29
votes

It's known that CF indicates unsigned carry out and OF indicates signed overflow. So how does an assembly program differentiate between unsigned and signed data since it's only a sequence of bits? (Through additional memory storage for type information, or through positional information or else?) And could these two flags be used interchangeably?

6

6 Answers

43
votes

The distinction is in what instructions are used to manipulate the data, not the data itself. Modern computers (since circa 1970) use a representation of integer data called two's-complement in which addition and subtraction work exactly the same on both signed and unsigned numbers.

  • The difference in representation is the interpretation given to the most significant bit (also called the sign bit). For unsigned numbers the most significant bit is set when the number is in the upper half of the wholly positive range. For signed numbers the most significant bit is set when the number is in the lower and negative half of the whole range.

  • Different instructions may use different interpretations of the same bit. For example most big machines have both signed and unsigned multiply instructions. Machines with a 'set less than' instruction may have both signed and unsigned flavors.

  • The OF (overflow flag) tells whether a carry flipped the sign of the most significant bit in the result so that it is different from the most significant bits of the arguments. If numbers are interpreted as unsigned, the overflow flag is irrelevant, but if they are interpreted as signed, OF means, e.g., two large positive numbers were added and the result was negative.

  • The CF (carry flag) tells whether a bit was carried out of the word entirely (e.g. into bit 33 or bit 65). If numbers are interpreted as unsigned, carry flag means that addition overflowed, and the result is too large to fit in a machine word. The overflow flag is irrelevant.

The answer to your question is that assembly code has several ways of distinguishing signed from unsigned data:

  • It may choose either CF or OF to do signed or unsigned comparisons.
  • It may choose either signed or unsigned multiply and divide instructions.
  • It may choose a signed or unsigned right shift (signed copies the high bit; unsigned shifts in zeroes).
19
votes

Do not try to opcode the sign. That is impossible. Instead, only try to realize the truth: there is no sign. Then you'll see it is not the sign-type that differentiates, it is only yourself.

6
votes

There are different opcodes for dealing with signed and unsigned data. If a program wants to compare two signed integers, it uses the opcodes jl, jle, jg, and jge, where the l and g stand for less and greater respectively. If a program wants to compare two unsigned integers, it uses the opcodes jb, jbe, ja, and jae, where the a and b stand for above and below respectively. The e stands for 'or equal to' in all cases. These opcodes are used for branching based on a comparison.

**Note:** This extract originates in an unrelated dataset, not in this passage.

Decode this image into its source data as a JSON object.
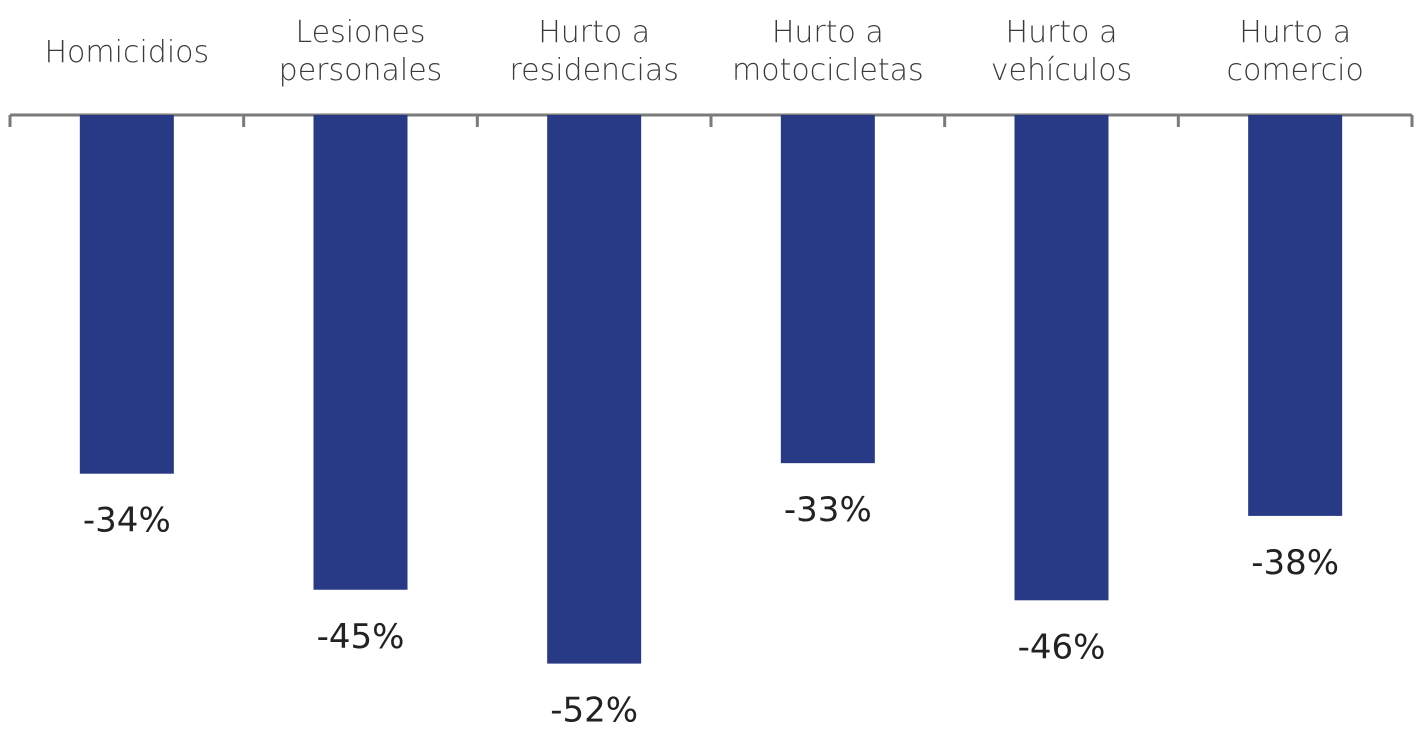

Similarly, there are also the setCC instructions, which set a byte to 0 or 1 depending on a comparison. These function identically -- there are setl, setle, setg, setge, setb, setbe, seta, setae, and others.

The signed opcodes test the flags ZF, OF, and SF. The unsigned opcodes test the flags ZF, CF, and SF. See the 80386 Programmer's Reference Manual sections on the JCC instructions and the setCC instructions for the exact conditions tested.

4
votes

It doesn't. The flags just become set whenever the condition occurs. The programmer is supposed to know what types of ints he's working with and from that know which flag to examine if he cares.

3
votes

There is no way to ask the CPU to test and return the type of a byte/word/long.

0xFF may hold "255" or "-1" it all depends on what type of byte your program says it is.

Constructs such as "type", "signess" etc only exist in higher level languages such as Java and not at the CPU level. In the end everything is a byte to the CPU it is up to our programs to organise and know how to intrepret and manipulate these values...

The CPU flags found in the status do not enforce any paradigm it is up to your code to test and react accordingly.

On Intel CPUs the MMX and FPU registers actually occupy the same registers. It is thus impossible to mix FPU and MMX type instructions at the same time, because values from one operation will trash the other. Programs that need either typically complete their actions in one mode eg issuing FPU instructions and then might start MMX but never both at the same time.

1
votes

Usually assembly programs carry no special information around with variables to indicate whether they are signed or unsigned. It's the programmer's job to know when to check which flags and when to use which conditionals (i.e. using JA instead of JG).

So you need to know what type of variable you're about to work with so that you know which commands to use. This is why most programming languages give warnings when programmers use signed/unsigned types interchangeably (i.e. without an explicit cast), since this can be done in the hardware but can yield unexpected results.